To Young, religious freedom is one of the essential elements of a working democracy.
"There is a whole range of protections that are needed to encircle democracy in structures and institutions that ensure that democracy gives people choice and that it doesn't become just another way of restricting them," Young said. Giving people the right to vote is only part of the answer.
"So there are lots of things government can do. We act like we are powerless a lot of times, but we simply are not powerless. What we lack is will most of the time," Young said.
BEYOND THE NUMBERS
Robert T. Smith, Managing Director of the International Center for Law and Religion Studies at BYU's J. Reuben Clark Law School, values the Pew study for the way numbers help to make comparisons and track trends, but also looks at things that can't be measured. Different societies have different assumptions at play.

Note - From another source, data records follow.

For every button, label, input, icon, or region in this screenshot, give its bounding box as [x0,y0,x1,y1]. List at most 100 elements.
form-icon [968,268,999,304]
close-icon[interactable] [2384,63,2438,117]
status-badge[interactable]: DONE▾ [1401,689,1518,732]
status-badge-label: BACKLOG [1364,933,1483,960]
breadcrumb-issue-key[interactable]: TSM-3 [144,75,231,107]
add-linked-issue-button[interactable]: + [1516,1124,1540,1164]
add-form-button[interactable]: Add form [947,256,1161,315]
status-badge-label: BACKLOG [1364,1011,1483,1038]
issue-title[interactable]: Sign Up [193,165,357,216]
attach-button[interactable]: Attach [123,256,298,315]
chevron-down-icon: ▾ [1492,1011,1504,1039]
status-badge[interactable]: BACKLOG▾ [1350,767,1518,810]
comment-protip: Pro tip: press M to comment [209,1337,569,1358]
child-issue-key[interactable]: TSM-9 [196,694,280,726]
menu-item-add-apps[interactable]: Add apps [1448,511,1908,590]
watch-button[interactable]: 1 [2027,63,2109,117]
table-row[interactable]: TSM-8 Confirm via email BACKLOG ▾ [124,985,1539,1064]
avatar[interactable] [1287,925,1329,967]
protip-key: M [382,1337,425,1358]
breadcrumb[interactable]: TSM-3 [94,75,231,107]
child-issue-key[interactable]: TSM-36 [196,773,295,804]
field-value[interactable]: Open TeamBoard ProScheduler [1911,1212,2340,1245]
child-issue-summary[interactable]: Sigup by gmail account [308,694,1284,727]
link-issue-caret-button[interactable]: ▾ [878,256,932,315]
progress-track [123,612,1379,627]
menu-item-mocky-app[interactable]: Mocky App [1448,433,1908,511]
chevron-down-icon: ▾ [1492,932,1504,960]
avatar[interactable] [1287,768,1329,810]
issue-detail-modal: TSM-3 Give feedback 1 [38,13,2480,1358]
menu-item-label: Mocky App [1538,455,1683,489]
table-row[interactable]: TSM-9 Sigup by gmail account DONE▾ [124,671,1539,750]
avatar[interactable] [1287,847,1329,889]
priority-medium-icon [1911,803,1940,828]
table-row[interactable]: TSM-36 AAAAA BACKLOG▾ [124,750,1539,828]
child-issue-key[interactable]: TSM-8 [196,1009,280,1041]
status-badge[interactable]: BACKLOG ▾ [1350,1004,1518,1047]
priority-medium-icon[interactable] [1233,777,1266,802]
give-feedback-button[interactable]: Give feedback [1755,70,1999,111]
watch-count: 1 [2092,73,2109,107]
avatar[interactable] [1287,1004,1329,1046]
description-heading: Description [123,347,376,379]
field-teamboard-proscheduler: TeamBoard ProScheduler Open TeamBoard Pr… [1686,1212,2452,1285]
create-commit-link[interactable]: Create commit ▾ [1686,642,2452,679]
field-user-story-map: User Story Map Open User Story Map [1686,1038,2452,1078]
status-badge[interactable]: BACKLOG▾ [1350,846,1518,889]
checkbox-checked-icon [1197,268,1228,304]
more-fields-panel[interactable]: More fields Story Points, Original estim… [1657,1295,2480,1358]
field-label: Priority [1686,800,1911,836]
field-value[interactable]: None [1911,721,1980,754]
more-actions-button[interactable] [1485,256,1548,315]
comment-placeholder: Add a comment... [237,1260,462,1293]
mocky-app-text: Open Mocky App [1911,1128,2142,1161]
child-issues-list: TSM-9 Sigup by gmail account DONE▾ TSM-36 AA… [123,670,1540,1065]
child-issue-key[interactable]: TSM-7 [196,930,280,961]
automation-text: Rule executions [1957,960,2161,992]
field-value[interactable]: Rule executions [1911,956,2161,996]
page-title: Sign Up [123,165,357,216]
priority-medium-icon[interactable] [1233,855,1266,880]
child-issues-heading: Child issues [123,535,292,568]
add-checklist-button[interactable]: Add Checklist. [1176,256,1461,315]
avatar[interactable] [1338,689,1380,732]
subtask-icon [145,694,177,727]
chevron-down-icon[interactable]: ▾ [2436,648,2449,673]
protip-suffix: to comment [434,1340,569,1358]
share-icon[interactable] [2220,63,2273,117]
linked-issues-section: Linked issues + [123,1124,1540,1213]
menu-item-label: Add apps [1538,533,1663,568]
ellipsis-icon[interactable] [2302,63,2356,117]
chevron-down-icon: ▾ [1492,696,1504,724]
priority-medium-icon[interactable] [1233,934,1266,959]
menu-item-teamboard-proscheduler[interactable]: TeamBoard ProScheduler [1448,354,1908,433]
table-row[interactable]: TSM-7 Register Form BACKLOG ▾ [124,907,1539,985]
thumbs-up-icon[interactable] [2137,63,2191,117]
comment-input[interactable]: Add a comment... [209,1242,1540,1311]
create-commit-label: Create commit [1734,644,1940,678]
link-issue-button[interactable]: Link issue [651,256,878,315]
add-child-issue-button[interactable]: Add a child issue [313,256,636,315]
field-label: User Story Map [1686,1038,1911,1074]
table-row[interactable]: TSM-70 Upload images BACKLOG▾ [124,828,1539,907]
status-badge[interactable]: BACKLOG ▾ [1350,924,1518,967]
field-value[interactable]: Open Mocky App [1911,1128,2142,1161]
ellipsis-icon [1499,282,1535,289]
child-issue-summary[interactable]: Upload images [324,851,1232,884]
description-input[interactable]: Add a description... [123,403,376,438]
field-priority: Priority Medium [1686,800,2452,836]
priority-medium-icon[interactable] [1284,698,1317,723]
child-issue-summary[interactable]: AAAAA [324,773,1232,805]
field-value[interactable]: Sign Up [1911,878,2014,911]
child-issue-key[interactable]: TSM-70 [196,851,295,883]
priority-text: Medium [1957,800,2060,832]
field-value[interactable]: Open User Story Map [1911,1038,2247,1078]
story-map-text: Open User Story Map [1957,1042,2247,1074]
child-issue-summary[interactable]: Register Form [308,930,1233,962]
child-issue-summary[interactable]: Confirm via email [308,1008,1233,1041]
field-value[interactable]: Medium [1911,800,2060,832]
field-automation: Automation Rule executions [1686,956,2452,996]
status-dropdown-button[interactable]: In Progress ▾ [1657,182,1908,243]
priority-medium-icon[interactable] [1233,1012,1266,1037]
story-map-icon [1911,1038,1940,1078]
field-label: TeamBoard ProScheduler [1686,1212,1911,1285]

"What I think is probably impossible to measure, but I think is really significant, is the general attitudes of society that put pressure on people and affects them in their daily lives," Smith said. "If, for example, somebody converts to a religion, and as a result their job or some other government benefit is put into jeopardy, that is significant social pressure." But other pressures are more subtle, such as family pressure on someone who wants to convert to another religion. In most societies there will be pressure, but in some cultures defying parents would make someone an outcast from society. "That is not exactly a legal issue," Smith said. "And it is even questionable what the responsibility of government would be for those kinds of societal norms."
The center at BYU works in a different sphere to improve religious freedom. The approach isn't government-to-government, but more person to person.